The 11 different proteins that make up each virus particle are found in multiple copies that assemble together. The capsid (protein structure that encloses the nucleic acid and protects it from the external environment) of Andhra is composed of copies of two proteins (235 copies for each of the two), while the other nine proteins of the virion have a number of copies it ranges from two to 72. In total, the virion is made up of 645 pieces of protein that include two copies of a twelfth protein, the structure of which was predicted using the protein structure prediction program AlphaFold .

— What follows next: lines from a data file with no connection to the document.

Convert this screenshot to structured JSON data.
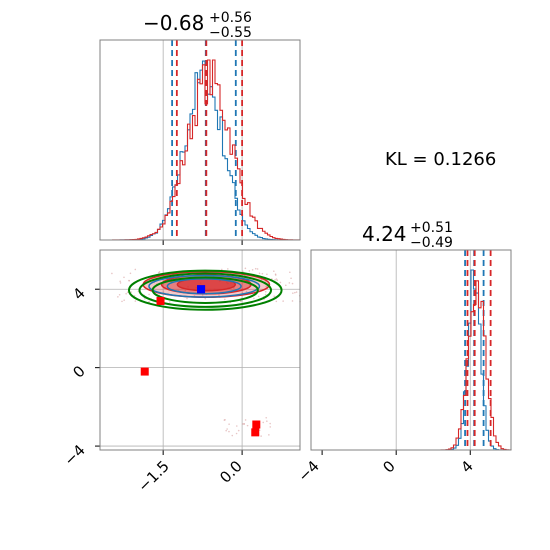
{
  "annotation": {
    "kl_text": "KL = 0.1266"
  },
  "colors": {
    "series_blue": "#1f77b4",
    "series_red": "#d62728",
    "contour_green": "#008000",
    "marker_blue": "#0000ff",
    "marker_red": "#ff0000",
    "grid": "#b0b0b0",
    "axis": "#808080"
  },
  "chart_data": [
    {
      "type": "histogram",
      "panel": "marginal-param-1",
      "title": {
        "main": "−0.68",
        "plus": "+0.56",
        "minus": "−0.55"
      },
      "xlim": [
        -2.7,
        1.1
      ],
      "grid": true,
      "series": [
        {
          "color": "#1f77b4",
          "quantiles": [
            -1.33,
            -0.69,
            -0.12
          ],
          "shape": "histogram",
          "mean": -0.72,
          "sd": 0.37
        },
        {
          "color": "#d62728",
          "quantiles": [
            -1.24,
            -0.68,
            0.0
          ],
          "shape": "histogram",
          "mean": -0.62,
          "sd": 0.42
        }
      ]
    },
    {
      "type": "scatter",
      "panel": "joint-param-1-param-2",
      "xlim": [
        -2.7,
        1.1
      ],
      "ylim": [
        -4.2,
        6.0
      ],
      "xticks": [
        "−1.5",
        "0.0"
      ],
      "yticks": [
        "−4",
        "0",
        "4"
      ],
      "grid": true,
      "contours": [
        {
          "color": "#d62728",
          "filled": true,
          "center": [
            -0.68,
            4.24
          ],
          "levels": [
            [
              1.2,
              0.65
            ],
            [
              0.85,
              0.48
            ],
            [
              0.55,
              0.32
            ]
          ]
        },
        {
          "color": "#1f77b4",
          "filled": false,
          "center": [
            -0.72,
            4.15
          ],
          "levels": [
            [
              1.05,
              0.55
            ],
            [
              0.7,
              0.38
            ]
          ]
        },
        {
          "color": "#008000",
          "filled": false,
          "center": [
            -0.7,
            3.95
          ],
          "levels": [
            [
              1.45,
              1.0
            ],
            [
              1.25,
              0.85
            ],
            [
              1.0,
              0.65
            ]
          ]
        }
      ],
      "markers": [
        {
          "color": "#0000ff",
          "shape": "square",
          "x": -0.78,
          "y": 4.0
        },
        {
          "color": "#ff0000",
          "shape": "square",
          "x": -0.78,
          "y": 4.0
        },
        {
          "color": "#ff0000",
          "shape": "square",
          "x": -1.55,
          "y": 3.4
        },
        {
          "color": "#ff0000",
          "shape": "square",
          "x": -1.85,
          "y": -0.2
        },
        {
          "color": "#ff0000",
          "shape": "square",
          "x": 0.27,
          "y": -2.9
        },
        {
          "color": "#ff0000",
          "shape": "square",
          "x": 0.25,
          "y": -3.3
        }
      ]
    },
    {
      "type": "histogram",
      "panel": "marginal-param-2",
      "title": {
        "main": "4.24",
        "plus": "+0.51",
        "minus": "−0.49"
      },
      "xlim": [
        -4.6,
        6.2
      ],
      "xticks": [
        "−4",
        "0",
        "4"
      ],
      "grid": true,
      "series": [
        {
          "color": "#1f77b4",
          "quantiles": [
            3.72,
            4.21,
            4.72
          ],
          "shape": "histogram",
          "mean": 4.22,
          "sd": 0.35
        },
        {
          "color": "#d62728",
          "quantiles": [
            3.85,
            4.24,
            5.1
          ],
          "shape": "histogram",
          "mean": 4.35,
          "sd": 0.45
        }
      ]
    }
  ]
}
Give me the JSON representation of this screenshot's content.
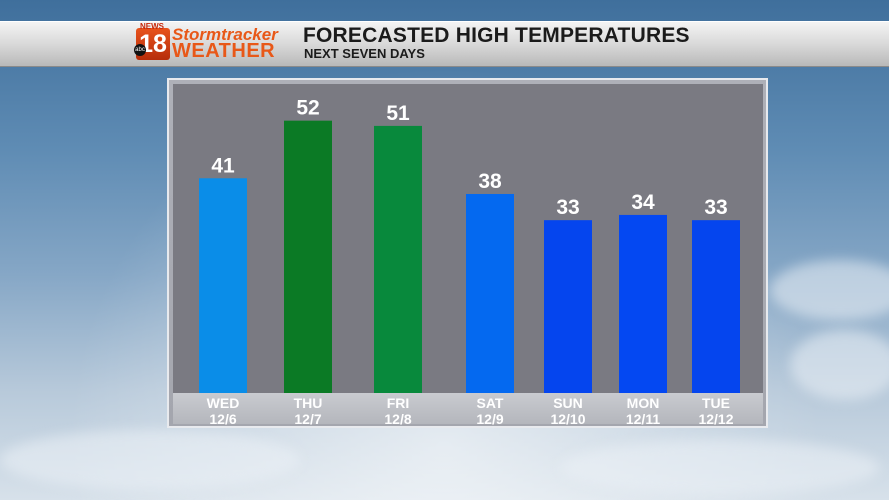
{
  "header": {
    "title": "FORECASTED HIGH TEMPERATURES",
    "subtitle": "NEXT SEVEN DAYS",
    "logo": {
      "news": "NEWS",
      "number": "18",
      "network": "abc",
      "line1": "Stormtracker",
      "line2": "WEATHER"
    }
  },
  "chart_data": {
    "type": "bar",
    "categories": [
      {
        "day": "WED",
        "date": "12/6"
      },
      {
        "day": "THU",
        "date": "12/7"
      },
      {
        "day": "FRI",
        "date": "12/8"
      },
      {
        "day": "SAT",
        "date": "12/9"
      },
      {
        "day": "SUN",
        "date": "12/10"
      },
      {
        "day": "MON",
        "date": "12/11"
      },
      {
        "day": "TUE",
        "date": "12/12"
      }
    ],
    "values": [
      41,
      52,
      51,
      38,
      33,
      34,
      33
    ],
    "colors": [
      "#0a8de8",
      "#0b7a25",
      "#08893c",
      "#0469f0",
      "#0545ee",
      "#0448f2",
      "#0545ee"
    ],
    "title": "FORECASTED HIGH TEMPERATURES",
    "subtitle": "NEXT SEVEN DAYS",
    "ylim": [
      0,
      59
    ],
    "grid": false,
    "legend": "none"
  }
}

Researchers described how each protein binds to other copies of the same protein type, for example to form the hexameric and pentameric faces of the capsid, as well as how each protein interacts with different types of adjacent proteins.

 

The cryo-electron microscopy

Electron microscopes use a beam of electrons to  illuminate an object, providing much higher resolution than the light microscope. Cryo-electron microscopy adds the element of super-cold temperatures , making it particularly useful for resolving the near-atomic structure of larger proteins, membrane proteins or lipid-containing samples, such as membrane-bound receptors, and complexes multiple biomolecules together. Over the past eight years, new electron detectors have created a huge leap in resolutionfor cryo-electron microscopy compared to normal electron microscopy. Advanced computing merges thousands of images to generate high-resolution three-dimensional structures. Graphics processing units are used to process terabytes of data. The microscope stage that holds the specimen can also be tilted during image acquisition, allowing for three-dimensional tomographic construction, similar to a CT scan in a hospital.

The analysis of the Andhra virion structure carried out by UAB researchers started from 230,714 particle images. Molecular reconstruction of the capsid, tail, distal tail, and tail tip began with 186,542, 159,489, 159,489, and 159,489 images, respectively. Resolution ranged from 3.50 to 4.90 angstroms (a metric unit of length equal to 0.1 nanometers).